The Fostering Network has launched a new programme, London Fostering Achievement, in partnership with Achievement for All to improve educational outcomes for children living with foster families.
There are around 10,090 fostered children under the care of London boroughs on any one day. And The Fostering Network estimates that at least 1,025 new foster families are needed across London in 2014 alone to make sure every child has the opportunity to live with a skilled foster carer who can meet their needs.
With children in care traditionally having a lower attainment level than their peers – just 20.8% achieving five GCSE’s including maths and English, compared to the national average of 61.3% in mainstream education – it is important work.
The programme brings together leaders, foster carers, teachers, young people and the wider professional network to support children living with foster families. The Fostering Network aims to develop the skills and confidence of foster carers in the capital by supporting them to work with schools to ensure children in their care achieve the best in their education.
The programme seeks to boost the knowledge, skills and confidence of foster carers. It aims to improve attainment, increase attendance and reduce exclusions for the children directly supported through the programme.
Working with teachers and social workers alongside foster carers, the programme will promote foster carers as ‘first educators’ of children in care, encouraging these groups to work together to enable children to succeed.
More than 2,000 foster carers, teaching staff and wider professionals across London will take part in the innovative training programme. Foster carers in five London boroughs and staff from 27 schools and nine virtual schools will receive more focused and dedicated support.
The Mayor of London Boris Johnson said: “We set up the London Schools Excellence Fund to raise standards in teaching and attainment amongst pupils across the capital, regardless of background. The Fostering Network’s new programme is going to make a big difference to the lives of children in care, by ensuring they do not fall through the cracks and are nurtured and supported to succeed at school and compete at the very highest levels when they are older.”
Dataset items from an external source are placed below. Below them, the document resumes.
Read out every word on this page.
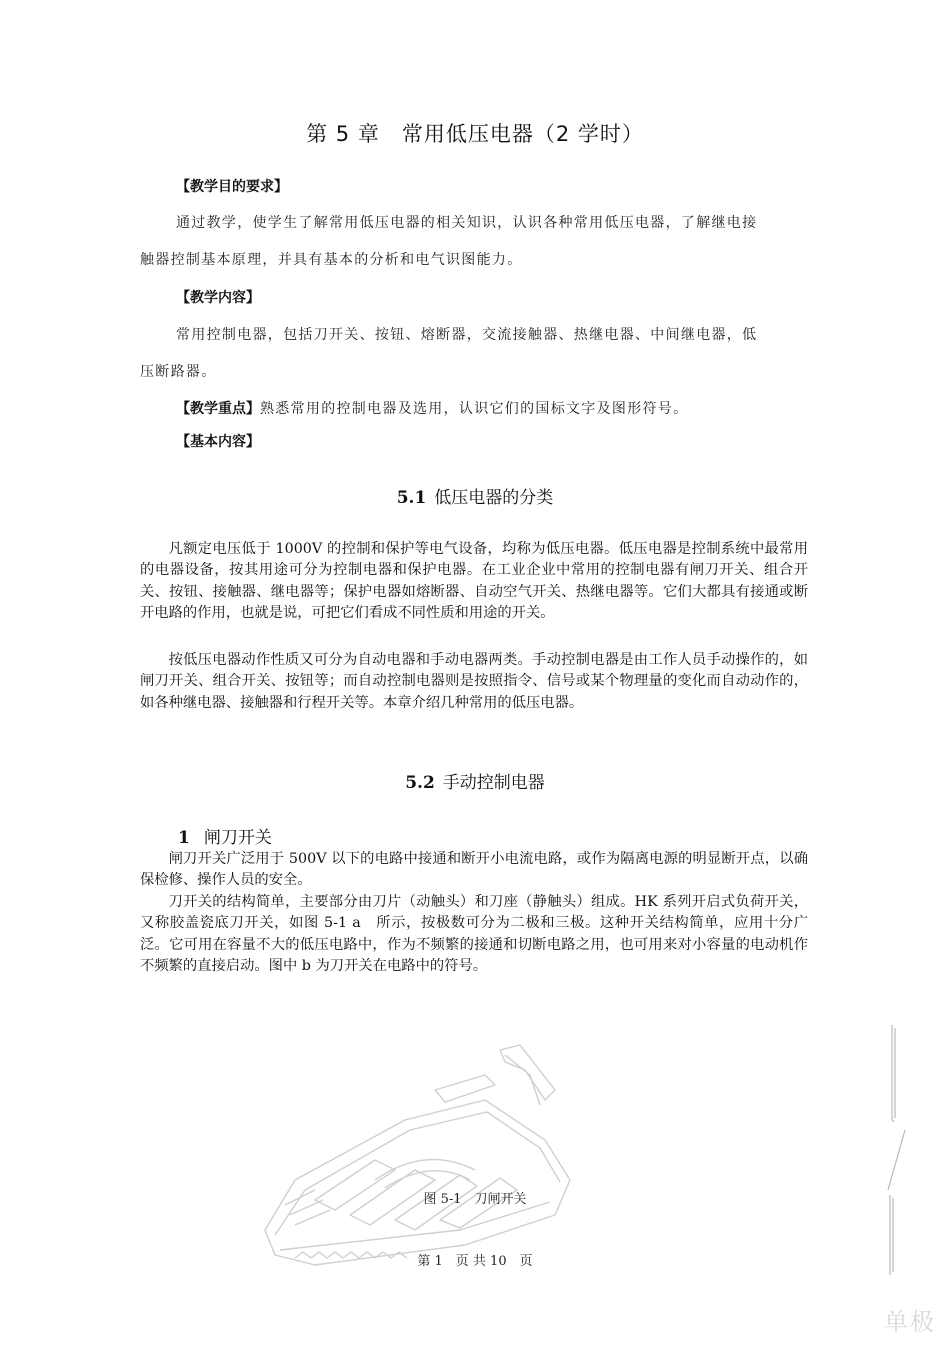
第 5 章　常用低压电器（2 学时）
【教学目的要求】
通过教学，使学生了解常用低压电器的相关知识，认识各种常用低压电器，了解继电接
触器控制基本原理，并具有基本的分析和电气识图能力。
【教学内容】
常用控制电器，包括刀开关、按钮、熔断器，交流接触器、热继电器、中间继电器，低
压断路器。
【教学重点】熟悉常用的控制电器及选用，认识它们的国标文字及图形符号。
【基本内容】
5.1 低压电器的分类

凡额定电压低于 1000V 的控制和保护等电气设备，均称为低压电器。低压电器是控制系统中最常用的电器设备，按其用途可分为控制电器和保护电器。在工业企业中常用的控制电器有闸刀开关、组合开关、按钮、接触器、继电器等；保护电器如熔断器、自动空气开关、热继电器等。它们大都具有接通或断开电路的作用，也就是说，可把它们看成不同性质和用途的开关。

按低压电器动作性质又可分为自动电器和手动电器两类。手动控制电器是由工作人员手动操作的，如闸刀开关、组合开关、按钮等；而自动控制电器则是按照指令、信号或某个物理量的变化而自动动作的，如各种继电器、接触器和行程开关等。本章介绍几种常用的低压电器。

5.2 手动控制电器
1 闸刀开关

闸刀开关广泛用于 500V 以下的电路中接通和断开小电流电路，或作为隔离电源的明显断开点，以确保检修、操作人员的安全。

刀开关的结构简单，主要部分由刀片（动触头）和刀座（静触头）组成。HK 系列开启式负荷开关，又称胶盖瓷底刀开关，如图 5-1 a　所示，按极数可分为二极和三极。这种开关结构简单，应用十分广泛。它可用在容量不大的低压电路中，作为不频繁的接通和切断电路之用，也可用来对小容量的电动机作不频繁的直接启动。图中 b 为刀开关在电路中的符号。

图 5-1　刀闸开关
第 1　页 共 10　页
单极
Dr Lucy Peake, director of external affairs at the Fostering Network, said: “It is widely accepted that our family can have the biggest influence on our education. For the vast majority of children in care this is their foster carers with whom they live, learn and grow. Foster carers already play a vital role in raising aspirations and supporting children and young people in care. This programme, delivered with a wealth of expertise, will develop the work foster carers already do and push it to the next level so the children in their care achieve the very best they can at school.”